1. Kapitel. Im Seebade

Kurt Schuberts Boot wird von Prinz Hugo von Süderland gerammt, wobei Magda über Bord geht. Kurt springt nach und rettet sie. Er übergibt sie und ihre Tanten einem Nachbarn und fährt dem „Schurken“ nach.[15] Er bringt sich gezielt „in eine Situation [...], die es ihm unmöglich machte, zu stoppen oder einen andern Kurs zu legen.“ Natürlich muss der „tolle[16] Prinz“ ausweichen, was erwartungsgemäß zu spät passiert. Kurt versenkt dessen Boot und lässt Hugo auf den Klippen zurück, jedoch so, dass ihm von Rechts wegen niemand einen Vorwurf machen kann.

Magdas Vater, General Emil von Helbig, begibt sich nach der Rückkehr seiner Schwestern und Magdas sofort zum Strand, verspricht dem Prinzen eine Anzeige und befreit Kurt aus den Händen seines dem Alkohol ergebenen, brutalen Stiefrabenvaters [sic!]. Letzteren übergibt er der Polizei, Kurt nimmt er gleich mit und auch dessen Mutter und Stiefschwestern sollen im Schloss unterkommen.

2. Kapitel.
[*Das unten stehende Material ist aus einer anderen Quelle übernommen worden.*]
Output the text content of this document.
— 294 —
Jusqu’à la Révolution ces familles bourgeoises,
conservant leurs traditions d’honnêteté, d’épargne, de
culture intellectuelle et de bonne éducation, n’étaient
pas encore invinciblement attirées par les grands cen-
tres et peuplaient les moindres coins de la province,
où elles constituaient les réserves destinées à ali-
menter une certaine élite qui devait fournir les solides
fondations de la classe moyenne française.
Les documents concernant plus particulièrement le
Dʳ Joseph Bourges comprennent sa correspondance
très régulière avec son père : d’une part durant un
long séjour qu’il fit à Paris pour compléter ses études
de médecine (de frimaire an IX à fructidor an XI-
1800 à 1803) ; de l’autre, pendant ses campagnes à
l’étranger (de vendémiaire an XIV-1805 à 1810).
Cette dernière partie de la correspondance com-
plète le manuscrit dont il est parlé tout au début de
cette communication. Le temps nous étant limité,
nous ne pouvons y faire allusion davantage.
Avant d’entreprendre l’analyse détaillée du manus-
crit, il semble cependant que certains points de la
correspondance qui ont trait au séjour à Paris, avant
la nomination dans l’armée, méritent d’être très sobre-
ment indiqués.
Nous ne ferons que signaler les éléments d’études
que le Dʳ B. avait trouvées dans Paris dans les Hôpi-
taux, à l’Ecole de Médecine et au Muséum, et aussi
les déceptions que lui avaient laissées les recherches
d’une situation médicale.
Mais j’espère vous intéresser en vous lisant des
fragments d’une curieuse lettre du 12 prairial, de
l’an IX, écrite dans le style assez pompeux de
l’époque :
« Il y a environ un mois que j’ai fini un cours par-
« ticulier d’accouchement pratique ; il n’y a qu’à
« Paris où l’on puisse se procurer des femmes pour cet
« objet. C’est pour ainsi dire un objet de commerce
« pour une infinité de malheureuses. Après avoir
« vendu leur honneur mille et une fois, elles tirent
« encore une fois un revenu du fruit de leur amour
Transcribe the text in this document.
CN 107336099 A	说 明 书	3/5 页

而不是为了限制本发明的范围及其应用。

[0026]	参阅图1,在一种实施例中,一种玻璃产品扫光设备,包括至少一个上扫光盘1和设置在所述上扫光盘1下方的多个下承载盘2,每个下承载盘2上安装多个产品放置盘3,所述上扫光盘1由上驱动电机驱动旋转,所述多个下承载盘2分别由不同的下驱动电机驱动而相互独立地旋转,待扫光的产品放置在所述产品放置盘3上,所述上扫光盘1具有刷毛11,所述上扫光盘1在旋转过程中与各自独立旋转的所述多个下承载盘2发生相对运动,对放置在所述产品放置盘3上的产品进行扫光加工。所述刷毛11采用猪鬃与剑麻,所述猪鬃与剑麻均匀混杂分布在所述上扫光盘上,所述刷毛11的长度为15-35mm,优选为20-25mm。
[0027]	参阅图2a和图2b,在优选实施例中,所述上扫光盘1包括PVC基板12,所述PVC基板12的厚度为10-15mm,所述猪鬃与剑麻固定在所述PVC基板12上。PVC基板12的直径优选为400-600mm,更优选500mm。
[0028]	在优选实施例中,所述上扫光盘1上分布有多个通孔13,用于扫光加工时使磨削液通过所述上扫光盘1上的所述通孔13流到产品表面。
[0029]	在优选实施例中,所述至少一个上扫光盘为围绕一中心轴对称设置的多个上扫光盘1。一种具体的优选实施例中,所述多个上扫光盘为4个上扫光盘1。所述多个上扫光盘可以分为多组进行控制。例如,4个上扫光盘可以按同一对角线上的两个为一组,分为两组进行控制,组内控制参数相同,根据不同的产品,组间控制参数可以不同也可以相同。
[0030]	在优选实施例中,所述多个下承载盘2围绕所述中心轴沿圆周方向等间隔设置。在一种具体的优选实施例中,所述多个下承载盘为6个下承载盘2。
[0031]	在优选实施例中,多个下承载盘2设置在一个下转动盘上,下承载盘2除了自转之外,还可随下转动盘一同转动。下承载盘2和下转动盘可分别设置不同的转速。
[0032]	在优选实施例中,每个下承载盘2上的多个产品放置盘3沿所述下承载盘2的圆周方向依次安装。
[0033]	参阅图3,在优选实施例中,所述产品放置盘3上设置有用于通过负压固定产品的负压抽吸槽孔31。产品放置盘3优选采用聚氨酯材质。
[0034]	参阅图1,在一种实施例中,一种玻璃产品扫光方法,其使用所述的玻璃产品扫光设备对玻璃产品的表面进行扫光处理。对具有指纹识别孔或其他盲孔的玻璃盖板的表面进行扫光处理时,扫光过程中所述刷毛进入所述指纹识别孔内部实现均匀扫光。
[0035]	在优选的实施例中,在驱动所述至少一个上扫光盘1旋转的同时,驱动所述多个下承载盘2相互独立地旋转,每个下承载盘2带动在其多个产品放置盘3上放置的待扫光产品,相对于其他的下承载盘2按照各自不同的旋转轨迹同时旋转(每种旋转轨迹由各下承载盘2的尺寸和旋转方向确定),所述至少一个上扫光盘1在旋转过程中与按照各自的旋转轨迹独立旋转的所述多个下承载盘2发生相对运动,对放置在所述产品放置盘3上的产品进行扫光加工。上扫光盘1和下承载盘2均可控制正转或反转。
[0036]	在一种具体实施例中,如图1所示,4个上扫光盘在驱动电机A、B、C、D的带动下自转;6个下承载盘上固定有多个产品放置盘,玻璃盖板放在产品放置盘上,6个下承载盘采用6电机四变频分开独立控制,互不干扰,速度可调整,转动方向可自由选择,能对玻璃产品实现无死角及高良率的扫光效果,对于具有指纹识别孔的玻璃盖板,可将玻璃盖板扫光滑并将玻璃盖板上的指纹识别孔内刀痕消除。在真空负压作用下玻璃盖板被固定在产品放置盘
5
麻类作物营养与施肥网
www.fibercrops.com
Himmel und Hölle

Hugo, dem seine Strafe nach einem Gnadengesuch erlassen wurde, lernt in der Höllenmühle, unterhalb seines Schlosses Himmelstein, die Müllerstochter Anna Uhlig kennen und verlangt einen Kuss von ihr, den sie ihm verweigert. Er wird zudringlich und von ihrem Vater verjagt.

In seinem Schloss nähert Hugo sich der von ihm gefangengehaltenen Toska von Mylungen, die er unter falschem Eheversprechen in seine Falle gelockt hat, was dieser aber jetzt erst klar wird. Da sie ihn nun aber abweist, sucht er nach einer Zelle für sie – die im Schloss verfügbaren hat er bereits alle gefüllt. Aus dem folgenden Gespräch mit seinem Schlossvogt geht außerdem hervor, dass die Patres und Nonnen der beiden Klöster nahe dem Schloss sich nicht in Keuschheit üben. Toska wird mit Lügen von der Frau des Vogtes in das Nonnenkloster gelockt.

3. Kapitel. Im Zuchthaus

Prinz von Raumburg flieht mit Hilfe von Hugo aus dem Zuchthaus und nimmt den ehemaligen Direktor der Irrenanstalt und dessen Oberarzt mit.[17] Sie begeben sich Richtung Süderland und wollen auf Schloss Helbigsdorf übernachten, wo sie von Magda, Thomas Hartig und Zarba erkannt und von Kurt gefangen genommen werden.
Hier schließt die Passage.